少し前に崩れたという箇所に差し掛かり、馬車が大きく振動した。
「きゃっ」
その衝撃でルクレティアが俺のほうに倒れ掛かってくる。
「大丈夫か?」
ドレスに身を包んだ細い体を抱きとめると、ルクレティアは「ありがとう」と呟いて微笑む。その笑みには愛らしさだけじゃない、高貴な雰囲気も含まれていた。
そう、今の彼女はルーグではない。リース王国第七王女ルクレティア・フォン・リースとして俺の隣に座っている。
あぁ……、このドレス姿も可愛いなぁ。白を基調としたドレスは入学式の翌日、ルーカス王子に王城へ呼び出された時に見たきりだ。普段は見られない可憐さが新鮮で思わず見惚れてしまう。

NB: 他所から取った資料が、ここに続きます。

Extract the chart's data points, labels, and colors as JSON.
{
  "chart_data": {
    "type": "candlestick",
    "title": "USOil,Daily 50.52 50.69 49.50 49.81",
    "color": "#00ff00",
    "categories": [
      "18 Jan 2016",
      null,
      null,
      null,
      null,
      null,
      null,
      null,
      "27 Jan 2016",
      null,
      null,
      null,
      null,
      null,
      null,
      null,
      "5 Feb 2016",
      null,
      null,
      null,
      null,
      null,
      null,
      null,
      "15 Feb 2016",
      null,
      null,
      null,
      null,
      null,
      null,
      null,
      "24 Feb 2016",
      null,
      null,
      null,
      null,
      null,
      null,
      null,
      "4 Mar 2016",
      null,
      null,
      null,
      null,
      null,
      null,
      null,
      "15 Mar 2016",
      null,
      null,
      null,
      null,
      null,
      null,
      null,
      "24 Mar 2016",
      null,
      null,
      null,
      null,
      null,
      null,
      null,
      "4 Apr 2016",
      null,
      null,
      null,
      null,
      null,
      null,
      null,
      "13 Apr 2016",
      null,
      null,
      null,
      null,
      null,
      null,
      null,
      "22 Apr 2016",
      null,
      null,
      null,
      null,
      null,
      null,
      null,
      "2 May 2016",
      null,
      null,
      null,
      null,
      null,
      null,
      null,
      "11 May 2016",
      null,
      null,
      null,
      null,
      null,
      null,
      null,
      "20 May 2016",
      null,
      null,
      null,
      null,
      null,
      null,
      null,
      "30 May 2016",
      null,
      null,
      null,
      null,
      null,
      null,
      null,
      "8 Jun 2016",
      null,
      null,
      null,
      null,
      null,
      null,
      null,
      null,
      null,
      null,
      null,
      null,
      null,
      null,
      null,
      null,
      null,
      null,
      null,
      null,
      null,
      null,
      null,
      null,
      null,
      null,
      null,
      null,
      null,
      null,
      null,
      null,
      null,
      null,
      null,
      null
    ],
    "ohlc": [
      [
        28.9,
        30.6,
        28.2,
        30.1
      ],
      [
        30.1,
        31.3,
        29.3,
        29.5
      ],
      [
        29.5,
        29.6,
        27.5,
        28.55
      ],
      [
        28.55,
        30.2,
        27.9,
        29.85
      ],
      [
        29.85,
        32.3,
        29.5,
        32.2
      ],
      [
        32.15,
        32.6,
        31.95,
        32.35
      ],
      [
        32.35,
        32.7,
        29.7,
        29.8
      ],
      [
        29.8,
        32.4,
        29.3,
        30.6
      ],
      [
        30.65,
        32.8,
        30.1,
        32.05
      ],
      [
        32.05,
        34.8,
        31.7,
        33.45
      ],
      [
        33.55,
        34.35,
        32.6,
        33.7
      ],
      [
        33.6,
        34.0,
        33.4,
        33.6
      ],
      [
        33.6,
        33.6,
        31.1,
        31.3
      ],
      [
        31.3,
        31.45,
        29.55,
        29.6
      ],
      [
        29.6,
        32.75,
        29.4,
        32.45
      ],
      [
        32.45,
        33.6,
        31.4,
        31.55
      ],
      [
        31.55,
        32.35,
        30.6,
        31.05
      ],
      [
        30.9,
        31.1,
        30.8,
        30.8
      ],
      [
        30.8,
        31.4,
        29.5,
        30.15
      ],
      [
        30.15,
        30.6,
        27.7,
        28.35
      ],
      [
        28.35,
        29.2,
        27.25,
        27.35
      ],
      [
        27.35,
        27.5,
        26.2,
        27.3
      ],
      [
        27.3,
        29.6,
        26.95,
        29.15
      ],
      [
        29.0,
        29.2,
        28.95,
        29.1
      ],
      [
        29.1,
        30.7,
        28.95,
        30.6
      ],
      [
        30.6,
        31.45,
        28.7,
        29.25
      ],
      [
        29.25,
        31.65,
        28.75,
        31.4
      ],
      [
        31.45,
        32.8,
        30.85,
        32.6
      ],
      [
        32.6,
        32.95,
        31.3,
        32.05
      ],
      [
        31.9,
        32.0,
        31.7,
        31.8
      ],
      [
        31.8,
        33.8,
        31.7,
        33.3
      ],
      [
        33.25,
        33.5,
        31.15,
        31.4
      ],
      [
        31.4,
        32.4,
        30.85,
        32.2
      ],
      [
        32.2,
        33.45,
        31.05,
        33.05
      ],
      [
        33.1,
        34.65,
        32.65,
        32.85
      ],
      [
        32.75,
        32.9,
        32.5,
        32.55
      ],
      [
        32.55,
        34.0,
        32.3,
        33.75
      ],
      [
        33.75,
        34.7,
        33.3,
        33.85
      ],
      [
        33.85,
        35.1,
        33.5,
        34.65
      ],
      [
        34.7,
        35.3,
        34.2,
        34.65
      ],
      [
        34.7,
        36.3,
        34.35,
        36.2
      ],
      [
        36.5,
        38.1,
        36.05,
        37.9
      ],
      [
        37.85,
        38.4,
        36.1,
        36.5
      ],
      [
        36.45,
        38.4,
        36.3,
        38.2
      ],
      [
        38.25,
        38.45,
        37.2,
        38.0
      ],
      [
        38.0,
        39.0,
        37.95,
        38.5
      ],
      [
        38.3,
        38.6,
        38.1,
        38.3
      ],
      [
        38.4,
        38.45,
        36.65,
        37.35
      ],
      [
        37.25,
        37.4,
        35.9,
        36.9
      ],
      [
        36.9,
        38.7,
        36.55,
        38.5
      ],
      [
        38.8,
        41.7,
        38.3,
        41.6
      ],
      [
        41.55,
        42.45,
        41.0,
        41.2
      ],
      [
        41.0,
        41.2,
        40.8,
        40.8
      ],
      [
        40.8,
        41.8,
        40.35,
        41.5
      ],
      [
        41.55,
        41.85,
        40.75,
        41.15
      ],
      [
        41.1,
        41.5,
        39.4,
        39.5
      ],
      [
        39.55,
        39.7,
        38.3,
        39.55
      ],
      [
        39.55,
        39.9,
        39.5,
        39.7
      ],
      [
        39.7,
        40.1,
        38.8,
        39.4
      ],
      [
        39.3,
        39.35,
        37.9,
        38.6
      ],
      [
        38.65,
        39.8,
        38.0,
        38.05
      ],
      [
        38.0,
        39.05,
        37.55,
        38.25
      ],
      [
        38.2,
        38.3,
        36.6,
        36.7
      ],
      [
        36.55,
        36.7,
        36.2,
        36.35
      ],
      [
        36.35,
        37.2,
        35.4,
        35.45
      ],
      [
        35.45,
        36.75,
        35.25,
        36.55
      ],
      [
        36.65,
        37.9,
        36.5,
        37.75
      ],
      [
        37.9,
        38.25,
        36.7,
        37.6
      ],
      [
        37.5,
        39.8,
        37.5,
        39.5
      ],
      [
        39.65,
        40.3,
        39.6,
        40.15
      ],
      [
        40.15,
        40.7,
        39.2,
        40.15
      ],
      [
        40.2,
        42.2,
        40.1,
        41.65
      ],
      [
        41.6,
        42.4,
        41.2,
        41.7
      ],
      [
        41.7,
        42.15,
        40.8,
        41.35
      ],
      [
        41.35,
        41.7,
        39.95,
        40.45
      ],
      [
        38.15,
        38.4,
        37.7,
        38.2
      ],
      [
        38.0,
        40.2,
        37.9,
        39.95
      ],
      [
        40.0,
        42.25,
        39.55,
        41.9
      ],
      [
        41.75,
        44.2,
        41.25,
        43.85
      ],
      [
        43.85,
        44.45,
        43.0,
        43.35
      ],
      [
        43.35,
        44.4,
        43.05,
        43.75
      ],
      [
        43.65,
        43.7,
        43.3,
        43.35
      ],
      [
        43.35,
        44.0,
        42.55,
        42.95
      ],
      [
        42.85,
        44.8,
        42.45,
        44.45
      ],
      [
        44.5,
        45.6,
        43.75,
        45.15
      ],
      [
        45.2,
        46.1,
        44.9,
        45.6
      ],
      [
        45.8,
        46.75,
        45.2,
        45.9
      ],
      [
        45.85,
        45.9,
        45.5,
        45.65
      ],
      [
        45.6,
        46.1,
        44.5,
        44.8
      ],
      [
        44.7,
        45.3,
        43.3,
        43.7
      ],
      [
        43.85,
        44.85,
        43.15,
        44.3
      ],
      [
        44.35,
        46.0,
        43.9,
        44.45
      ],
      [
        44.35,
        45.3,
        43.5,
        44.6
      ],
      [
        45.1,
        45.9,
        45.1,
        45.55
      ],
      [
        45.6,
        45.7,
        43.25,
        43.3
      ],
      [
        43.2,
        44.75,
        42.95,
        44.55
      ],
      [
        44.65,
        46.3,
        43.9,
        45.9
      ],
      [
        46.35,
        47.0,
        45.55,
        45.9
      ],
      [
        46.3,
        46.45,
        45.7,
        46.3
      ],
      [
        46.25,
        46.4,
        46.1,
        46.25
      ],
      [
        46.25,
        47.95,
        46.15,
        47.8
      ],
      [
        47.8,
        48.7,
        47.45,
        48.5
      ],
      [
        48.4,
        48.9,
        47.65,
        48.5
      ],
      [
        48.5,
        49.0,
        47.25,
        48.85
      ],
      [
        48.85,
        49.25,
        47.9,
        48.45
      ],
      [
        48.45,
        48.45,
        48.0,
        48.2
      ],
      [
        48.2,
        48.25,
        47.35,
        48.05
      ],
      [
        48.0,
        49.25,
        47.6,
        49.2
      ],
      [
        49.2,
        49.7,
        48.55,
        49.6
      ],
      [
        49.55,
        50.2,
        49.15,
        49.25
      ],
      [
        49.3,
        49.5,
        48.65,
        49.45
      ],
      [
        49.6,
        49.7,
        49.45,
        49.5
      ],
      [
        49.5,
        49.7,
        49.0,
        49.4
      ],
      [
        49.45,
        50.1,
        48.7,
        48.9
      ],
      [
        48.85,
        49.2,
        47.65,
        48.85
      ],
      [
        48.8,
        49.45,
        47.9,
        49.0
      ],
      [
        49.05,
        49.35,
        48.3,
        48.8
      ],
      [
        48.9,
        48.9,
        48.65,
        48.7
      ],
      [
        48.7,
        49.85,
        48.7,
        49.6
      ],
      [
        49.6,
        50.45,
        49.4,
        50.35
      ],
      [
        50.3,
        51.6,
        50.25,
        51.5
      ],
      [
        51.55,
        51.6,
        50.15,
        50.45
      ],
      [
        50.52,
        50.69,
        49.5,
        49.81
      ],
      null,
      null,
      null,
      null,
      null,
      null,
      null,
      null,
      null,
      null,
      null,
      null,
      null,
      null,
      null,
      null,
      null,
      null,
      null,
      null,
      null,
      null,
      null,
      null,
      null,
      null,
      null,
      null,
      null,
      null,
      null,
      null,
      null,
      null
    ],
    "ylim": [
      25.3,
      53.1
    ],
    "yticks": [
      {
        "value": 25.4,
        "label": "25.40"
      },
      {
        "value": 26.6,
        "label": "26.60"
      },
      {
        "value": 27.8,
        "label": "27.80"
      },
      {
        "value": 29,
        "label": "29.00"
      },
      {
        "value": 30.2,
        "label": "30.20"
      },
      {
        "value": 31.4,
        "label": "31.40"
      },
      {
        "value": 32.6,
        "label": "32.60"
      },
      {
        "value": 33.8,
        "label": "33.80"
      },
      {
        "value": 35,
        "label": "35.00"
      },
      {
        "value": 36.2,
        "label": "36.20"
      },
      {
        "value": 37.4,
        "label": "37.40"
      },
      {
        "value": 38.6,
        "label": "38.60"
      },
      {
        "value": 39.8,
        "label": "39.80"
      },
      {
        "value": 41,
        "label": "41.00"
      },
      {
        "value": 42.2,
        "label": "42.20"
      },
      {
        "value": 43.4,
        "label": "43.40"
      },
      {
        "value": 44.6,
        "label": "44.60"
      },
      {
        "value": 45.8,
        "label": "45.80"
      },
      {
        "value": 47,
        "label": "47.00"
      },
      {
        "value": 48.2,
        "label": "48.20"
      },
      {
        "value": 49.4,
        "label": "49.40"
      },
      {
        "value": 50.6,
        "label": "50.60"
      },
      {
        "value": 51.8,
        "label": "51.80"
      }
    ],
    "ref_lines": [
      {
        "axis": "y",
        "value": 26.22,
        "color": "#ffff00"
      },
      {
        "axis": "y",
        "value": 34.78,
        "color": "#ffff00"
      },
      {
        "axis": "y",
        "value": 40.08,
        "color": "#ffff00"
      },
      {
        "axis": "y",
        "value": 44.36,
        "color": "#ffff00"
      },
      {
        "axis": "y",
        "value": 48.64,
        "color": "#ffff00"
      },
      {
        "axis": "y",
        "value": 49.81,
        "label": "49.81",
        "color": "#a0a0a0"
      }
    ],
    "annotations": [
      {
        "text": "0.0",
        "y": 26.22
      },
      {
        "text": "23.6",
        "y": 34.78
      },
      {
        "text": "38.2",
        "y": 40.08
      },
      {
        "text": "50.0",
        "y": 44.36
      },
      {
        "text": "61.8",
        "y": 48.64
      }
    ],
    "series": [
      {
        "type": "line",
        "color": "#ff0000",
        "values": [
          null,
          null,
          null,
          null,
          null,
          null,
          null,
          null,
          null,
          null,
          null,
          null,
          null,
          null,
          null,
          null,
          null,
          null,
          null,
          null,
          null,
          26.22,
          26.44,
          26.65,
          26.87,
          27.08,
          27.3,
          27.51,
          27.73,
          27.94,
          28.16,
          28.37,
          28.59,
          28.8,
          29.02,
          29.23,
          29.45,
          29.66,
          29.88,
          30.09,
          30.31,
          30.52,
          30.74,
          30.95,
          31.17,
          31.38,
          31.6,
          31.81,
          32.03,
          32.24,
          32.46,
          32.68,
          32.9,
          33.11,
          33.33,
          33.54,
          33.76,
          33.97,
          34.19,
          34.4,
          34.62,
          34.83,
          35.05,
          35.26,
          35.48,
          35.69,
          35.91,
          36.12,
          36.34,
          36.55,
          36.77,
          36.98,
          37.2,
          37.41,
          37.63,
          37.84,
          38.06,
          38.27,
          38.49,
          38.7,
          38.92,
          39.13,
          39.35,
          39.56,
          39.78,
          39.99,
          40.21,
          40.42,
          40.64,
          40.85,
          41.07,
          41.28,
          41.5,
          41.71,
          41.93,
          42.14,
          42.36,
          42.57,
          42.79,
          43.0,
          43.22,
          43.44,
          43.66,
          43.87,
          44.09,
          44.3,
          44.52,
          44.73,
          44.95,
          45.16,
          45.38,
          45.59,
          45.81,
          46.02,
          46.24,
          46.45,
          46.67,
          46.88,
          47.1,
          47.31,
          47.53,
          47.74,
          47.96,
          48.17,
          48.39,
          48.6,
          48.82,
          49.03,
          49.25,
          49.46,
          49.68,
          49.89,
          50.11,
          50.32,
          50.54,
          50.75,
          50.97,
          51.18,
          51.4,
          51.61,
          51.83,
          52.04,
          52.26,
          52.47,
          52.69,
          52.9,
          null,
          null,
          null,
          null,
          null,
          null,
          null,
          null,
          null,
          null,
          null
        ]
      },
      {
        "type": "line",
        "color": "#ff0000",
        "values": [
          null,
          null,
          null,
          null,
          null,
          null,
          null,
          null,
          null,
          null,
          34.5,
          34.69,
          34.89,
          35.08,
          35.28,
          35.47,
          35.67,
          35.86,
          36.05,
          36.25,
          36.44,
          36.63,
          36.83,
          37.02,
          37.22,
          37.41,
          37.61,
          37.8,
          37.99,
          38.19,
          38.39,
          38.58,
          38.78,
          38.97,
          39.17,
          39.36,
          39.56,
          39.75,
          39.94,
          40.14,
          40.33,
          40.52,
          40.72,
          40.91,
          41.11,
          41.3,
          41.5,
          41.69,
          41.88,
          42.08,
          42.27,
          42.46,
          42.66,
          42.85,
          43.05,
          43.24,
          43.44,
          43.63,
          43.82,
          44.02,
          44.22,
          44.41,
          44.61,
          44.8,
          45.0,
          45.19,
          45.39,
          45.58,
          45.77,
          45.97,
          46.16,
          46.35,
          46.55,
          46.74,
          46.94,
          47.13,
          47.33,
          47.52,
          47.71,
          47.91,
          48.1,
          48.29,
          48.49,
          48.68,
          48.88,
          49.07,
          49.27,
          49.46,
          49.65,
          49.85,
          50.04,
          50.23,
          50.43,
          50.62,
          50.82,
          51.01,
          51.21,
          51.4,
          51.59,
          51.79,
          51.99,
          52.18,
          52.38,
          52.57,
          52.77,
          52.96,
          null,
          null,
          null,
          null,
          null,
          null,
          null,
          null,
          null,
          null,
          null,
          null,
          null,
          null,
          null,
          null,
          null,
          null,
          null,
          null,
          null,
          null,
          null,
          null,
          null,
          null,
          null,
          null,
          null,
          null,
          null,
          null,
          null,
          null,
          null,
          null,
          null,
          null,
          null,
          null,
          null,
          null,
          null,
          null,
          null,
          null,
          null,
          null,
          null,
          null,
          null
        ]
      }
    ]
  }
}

気づけば俺とティアは見つめあっていた。ともすればそのまま唇を重ねそうな雰囲気。
「お姫様と竜殺しの英雄。お似合いのカップルなのです……!」
それを打ち消してくれたのは対面に座るメリィだった。ティアに顔立ちがそっくりなメイド姿の少女は、灰色がかった髪の二つの結び目を両手でギュッと握りしめ、どこか興奮した様子で俺とティアを見ている。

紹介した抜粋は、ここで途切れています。